While Fox spooned out a respectable quantity of supplements for the Blu-ray edition of The Day After Tomorrow, most of it proves to be empty calories. First off, almost all of the video-based supplements from the 2-disc DVD edition are gone from the Blu-ray pressing. All that remain from these are the 10 deleted scenes with optional commentary by Roland Emmerich and Mark Gordon. Like most deleted scenes, they were better deleted and don't offer much to move the story forward. Two feature commentary tracks are carried over from the DVD edition. The first features director/co-writer Roland Emmerich and producer Mark Gordon. It's not an informative track and features long bouts of silence. The second commentary with co-writer Jeffrey Nachmanoff, director of photography Ueli Steiger, editor David Brenner and production designer Barry Chusid is more technical in nature, which is code for "boring." I love the technical aspects of filmmaking, but not when they're being talked about in a commentary. This information should have been presented in a documentary. There are a couple of other minor features included such as personalized scene selection and a content search tool that brings up a list of topics the user can select and zoom right to the scene in the movie in which it is referenced. I'm not completely sold on the value of these features. There are also two theatrical trailers for the film included here. And for you folks who like to have your buttocks massaged while watching a movie, the disc is compatible with D-Box. Go to www.d-box.com to see what I mean.

For the first time in my 10+ years of watching DVDs, the typically cheesy interactive game is actually the best feature on the disc. On this disc the feature is actually two-fold. The first part is a global warming trivia track featuring boxes that pop up from time to time offering honest-to-goodness informative and interesting insights about the environment, nature and the global warming phenomenon. Viewers hooked on the Discovery Channel will love this feature. The second part of the feature is a BD-Java trivia game called Cold Zone. During the course of watching the film the viewer will need to answer 50 multiple-choice questions relating to the trivia track and other info from the film. Answering questions incorrectly alters the temperature gauge at the left of the screen. The object is to keep the temperature between 55 and 85 degrees. If so inclined the viewer can learn a lot by checking out this track; it is way more interesting than any of the other supplements. Even if you normally ignore the interactive games on discs, be sure to check out this one. I kid about global warming a little above, but in all seriousness it really is a huge problem looming in the future of each and every citizen of this planet. The trivia feature is a real eye opener and a great way to learn a little about this pending danger.

Am I too damning toward The Day After Tomorrow? I don't think so, but check it out for yourself and count the number of times you laugh during unintentionally funny moments. The film is a mess of ridiculous logic, bad dialog, too many subplots and uninteresting characters.

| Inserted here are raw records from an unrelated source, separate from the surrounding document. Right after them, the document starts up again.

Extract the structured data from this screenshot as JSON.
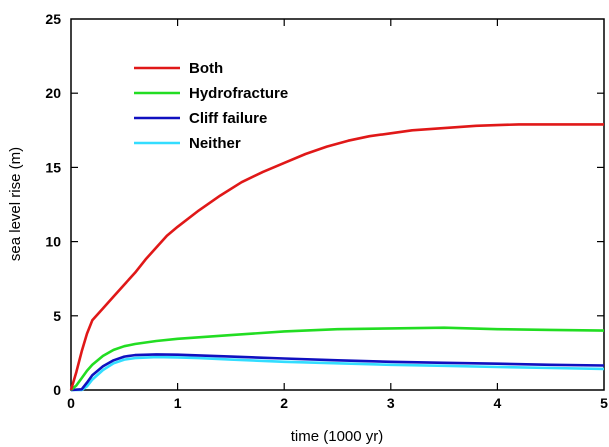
{
  "chart_data": {
    "type": "line",
    "title": "",
    "xlabel": "time (1000 yr)",
    "ylabel": "sea level rise (m)",
    "xlim": [
      0,
      5
    ],
    "ylim": [
      0,
      25
    ],
    "x_ticks": [
      "0",
      "1",
      "2",
      "3",
      "4",
      "5"
    ],
    "y_ticks": [
      "0",
      "5",
      "10",
      "15",
      "20",
      "25"
    ],
    "grid": false,
    "legend_position": "top-left",
    "series": [
      {
        "name": "Both",
        "color": "#e01818",
        "x": [
          0,
          0.05,
          0.1,
          0.15,
          0.2,
          0.3,
          0.4,
          0.5,
          0.6,
          0.7,
          0.8,
          0.9,
          1.0,
          1.2,
          1.4,
          1.6,
          1.8,
          2.0,
          2.2,
          2.4,
          2.6,
          2.8,
          3.0,
          3.2,
          3.4,
          3.6,
          3.8,
          4.0,
          4.2,
          4.4,
          4.6,
          4.8,
          5.0
        ],
        "y": [
          0,
          1.2,
          2.6,
          3.8,
          4.7,
          5.5,
          6.3,
          7.1,
          7.9,
          8.8,
          9.6,
          10.4,
          11.0,
          12.1,
          13.1,
          14.0,
          14.7,
          15.3,
          15.9,
          16.4,
          16.8,
          17.1,
          17.3,
          17.5,
          17.6,
          17.7,
          17.8,
          17.85,
          17.9,
          17.9,
          17.9,
          17.9,
          17.9
        ]
      },
      {
        "name": "Hydrofracture",
        "color": "#22dd22",
        "x": [
          0,
          0.05,
          0.1,
          0.15,
          0.2,
          0.3,
          0.4,
          0.5,
          0.6,
          0.8,
          1.0,
          1.2,
          1.5,
          2.0,
          2.5,
          3.0,
          3.5,
          4.0,
          4.5,
          5.0
        ],
        "y": [
          0,
          0.3,
          0.8,
          1.3,
          1.7,
          2.3,
          2.7,
          2.95,
          3.1,
          3.3,
          3.45,
          3.55,
          3.7,
          3.95,
          4.1,
          4.15,
          4.2,
          4.1,
          4.05,
          4.0
        ]
      },
      {
        "name": "Cliff failure",
        "color": "#1010c0",
        "x": [
          0,
          0.1,
          0.15,
          0.2,
          0.3,
          0.4,
          0.5,
          0.6,
          0.8,
          1.0,
          1.2,
          1.5,
          2.0,
          2.5,
          3.0,
          3.5,
          4.0,
          4.5,
          5.0
        ],
        "y": [
          0,
          0.05,
          0.5,
          1.0,
          1.6,
          2.0,
          2.25,
          2.35,
          2.4,
          2.38,
          2.33,
          2.25,
          2.12,
          2.0,
          1.9,
          1.83,
          1.77,
          1.7,
          1.65
        ]
      },
      {
        "name": "Neither",
        "color": "#33ddff",
        "x": [
          0,
          0.1,
          0.15,
          0.2,
          0.3,
          0.4,
          0.5,
          0.6,
          0.8,
          1.0,
          1.2,
          1.5,
          2.0,
          2.5,
          3.0,
          3.5,
          4.0,
          4.5,
          5.0
        ],
        "y": [
          0,
          0.0,
          0.25,
          0.7,
          1.35,
          1.8,
          2.05,
          2.15,
          2.22,
          2.2,
          2.15,
          2.05,
          1.9,
          1.8,
          1.7,
          1.63,
          1.55,
          1.48,
          1.42
        ]
      }
    ]
  }
}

Sure, the effects are smashing, but they can't carry the film all on their own. The Blu-ray edition of The Day After Tomorrow features very nice (if slightly flawed) HD video and absolutely pulse-pounding audio. The "making-of" features are meager and don't offer much insight, but Fox went above and beyond with the outstanding BD-Java global warming trivia game. This Blu-ray is easily recommended for fans of the film, but the curious are well advised to rent first considering the premium prices Fox charges for its Blu-ray titles.